In regard to this new “diffused” real threat, MI5 have changed their communications interception in recent years in order to monitor the traffic of terrorists. This, Mr Parker said, is “vital to the safety of the country and its citizens,” as it provides “many of the intelligence leads on which we rely”.
“The detail of the capabilities we use against [terrorists]…. represent our margin of advantage,” he said, adding: “That margin gives us the prospect of being able to detect their plots and stop them.

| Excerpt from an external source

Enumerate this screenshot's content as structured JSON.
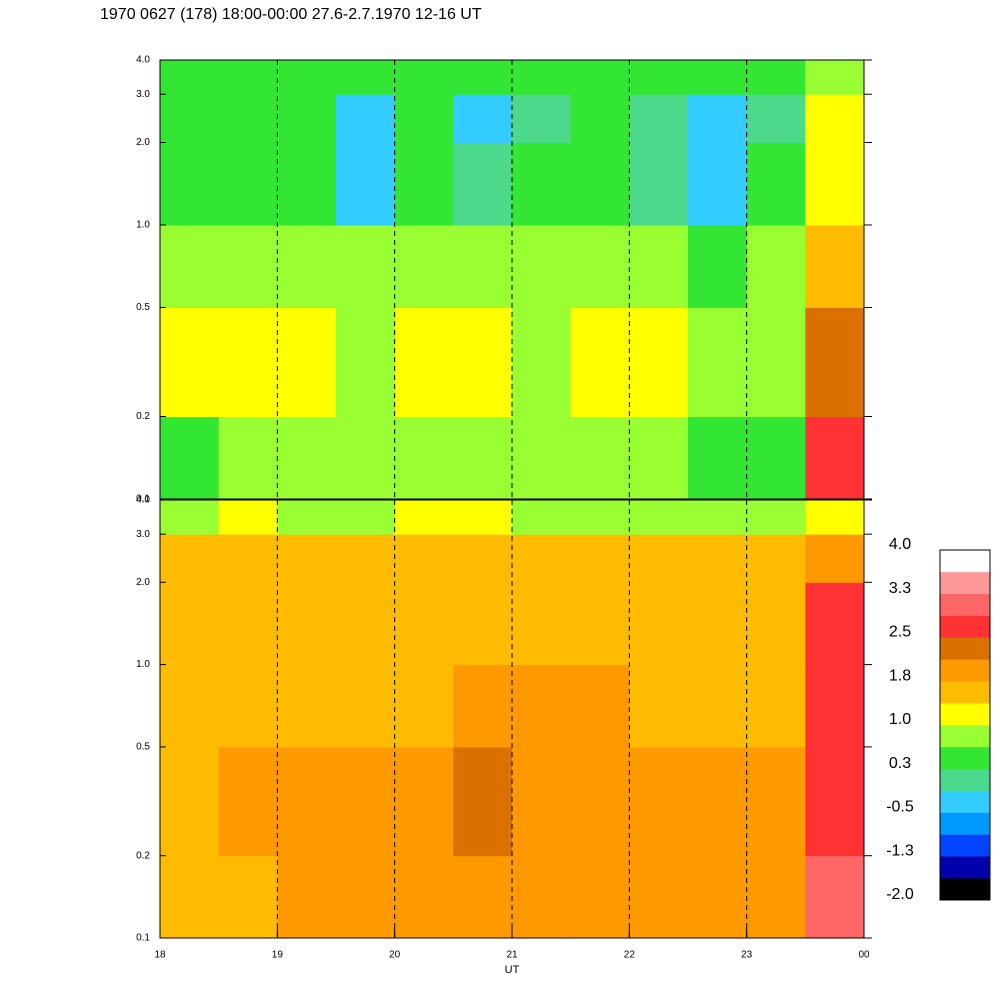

But that margin is under attack.”
Put this passage in context to the Guardian’s recent leaks of security information supplied by Edward Snowden, the former NSA contractor, and modern surveillance becomes something less about an act against our freedom of speech or privacy and more a counter to modern day terrorism and the access the internet affords.
Parker said that Snowden’s leaks from the UK Government Communications Headquarters (GCHQ) of some 58,000 documents have been put to use stopping multiple attacks in the UK over the last decade and “cause enormous damage, to make public the reach and limits of GCHQ techniques”.
“Unfashionable as it might seem, that is why we must keep secrets secret, and why not doing so causes such harm…. It remains the case that there are several thousand Islamic extremists here who see the British people as a legitimate target.”
Seen from this point of view, a public discourse around privacy is needed in order to constrain what can and cannot be done with the information sought out by our government but in a modern political arena where Islamic extremism is a real danger it must be recognised as playing a vital role.
Al- Qaeda may be diffused and depleted as one large organisation but the Salafi Jihadist view of the world against Western interests are still an ever posing threat on UK soil, with a real danger of becoming a severe national threat.